なぜいま『論語』か〜早稲田大学教授・渡邉義浩さんに聞く
Record China / 2024年10月24日 15時20分
日本の中国古代史研究者である渡邉義浩氏の著作『「論語」 孔子の言葉はいかにつくられたか』の中国語版出版記念イベントで取材しました。
日本では三国志研究の第一人者として知られる、早稲田大学の渡邉義浩教授(62歳)。コロナ期間中のオンライン授業のために書きためた講義ノートに基づく著書『論語 孔子の言葉はいかにつくられたか』(講談社選書メチエ、2021年)がこの秋、中国で翻訳出版されました。
出版記念イベントで北京入りした渡邉教授は、記者のインタビューに対し、「私は『諸葛亮マニア』なんです」と笑って答えました。高校時代に三国志好きが高じて理系から文系に転向し、その後、中国古典研究の道へと進んだという渡邉教授。学者人生の中で最も忘れられない体験の一つは、発見されたばかりの古墳「曹操高陵」に日本人学者として初めて正式に入れたことだそうです。

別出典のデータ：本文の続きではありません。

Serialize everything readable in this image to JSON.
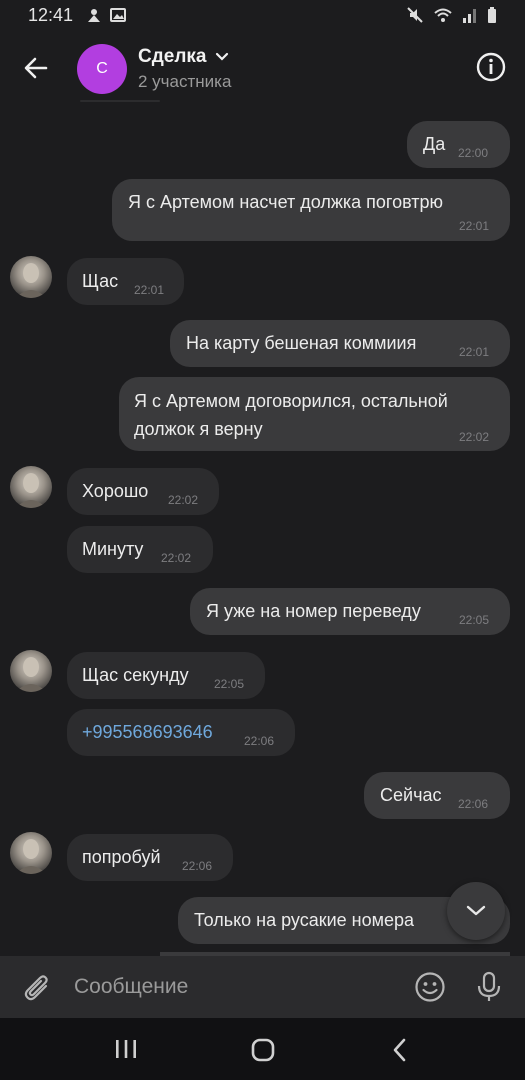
{
  "status_bar": {
    "time": "12:41"
  },
  "header": {
    "avatar_letter": "С",
    "title": "Сделка",
    "subtitle": "2 участника"
  },
  "messages": [
    {
      "side": "out",
      "text": "Да",
      "time": "22:00"
    },
    {
      "side": "out",
      "text": "Я с Артемом насчет должка поговтрю",
      "time": "22:01"
    },
    {
      "side": "in",
      "text": "Щас",
      "time": "22:01"
    },
    {
      "side": "out",
      "text": "На карту бешеная коммиия",
      "time": "22:01"
    },
    {
      "side": "out",
      "text_line1": "Я с Артемом договорился, остальной",
      "text_line2": "должок я верну",
      "time": "22:02"
    },
    {
      "side": "in",
      "text": "Хорошо",
      "time": "22:02"
    },
    {
      "side": "in",
      "text": "Минуту",
      "time": "22:02"
    },
    {
      "side": "out",
      "text": "Я уже на номер переведу",
      "time": "22:05"
    },
    {
      "side": "in",
      "text": "Щас секунду",
      "time": "22:05"
    },
    {
      "side": "in",
      "text": "+995568693646",
      "time": "22:06"
    },
    {
      "side": "out",
      "text": "Сейчас",
      "time": "22:06"
    },
    {
      "side": "in",
      "text": "попробуй",
      "time": "22:06"
    },
    {
      "side": "out",
      "text": "Только на русакие номера",
      "time": ""
    }
  ],
  "composer": {
    "placeholder": "Сообщение"
  },
  "colors": {
    "background": "#1c1c1e",
    "bubble_out": "#3a3a3c",
    "bubble_in": "#2c2c2e",
    "avatar": "#b23ee0",
    "link": "#6fa8dc"
  },
  "icons": [
    "back-arrow-icon",
    "info-icon",
    "chevron-down-icon",
    "paperclip-icon",
    "emoji-icon",
    "mic-icon",
    "recent-apps-icon",
    "home-icon",
    "nav-back-icon",
    "scroll-down-icon"
  ]
}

渡邉教授の研究室の公式サイトには、「三国志でも論語でもなんでもいい。中国に興味を持ち、何の偏見も持たずに中国を認識してくれる人が一人でも増えるといいなと思い、研究だけではなく、啓蒙書をかいたり、講演をしたりしています」と書かれています。そんな思いを凝縮した著書、翻訳書、論文など、これまでに100タイトルあまりを世に送り出してきました。今回の本で一番伝えたいメッセージは何か、それが中国で読まれることの意義をどう考えているのか、『三国志』と『論語』の研究がどうつながるのか、お話を伺いました。
――まずは『論語 孔子の言葉はいかにつくられたか』の中国での出版、おめでとうございます。
ありがとうございます。中国は『論語』の故郷です。自分の本が中国で出版できることは名誉なことで、ありがたいことだと思っています。
――この本に寄せた思いをお聞かせ下さい。
宗教も同じですが、学問においても、開祖の言葉は別にたくさんある必要はなく、それが積み重なって経典になっていくことを伝えたいと思っています。また、本に書いていることが全部正しいと盲信するのではなく、古典をどう生かすかは、読み手に左右されるのだということも伝えたいです。
――なぜ『論語』にフォーカスした本を出したのでしょうか。
『論語』などの古典は、時代や個人によって受け取られ方が異なります。だからこそ、時代を超えた普遍性を持って読み継がれてきました。『論語』も、それを手にした一人ひとりの思い に基づいて読まれてきたのです。
それでも、それぞれの時代で『論語』がどのように受容されてきたのか、あるいは、そもそも『論語』はどのように成立したのか、という『論語』の成立と解釈による受容の過程を把握することは必要だと考えます。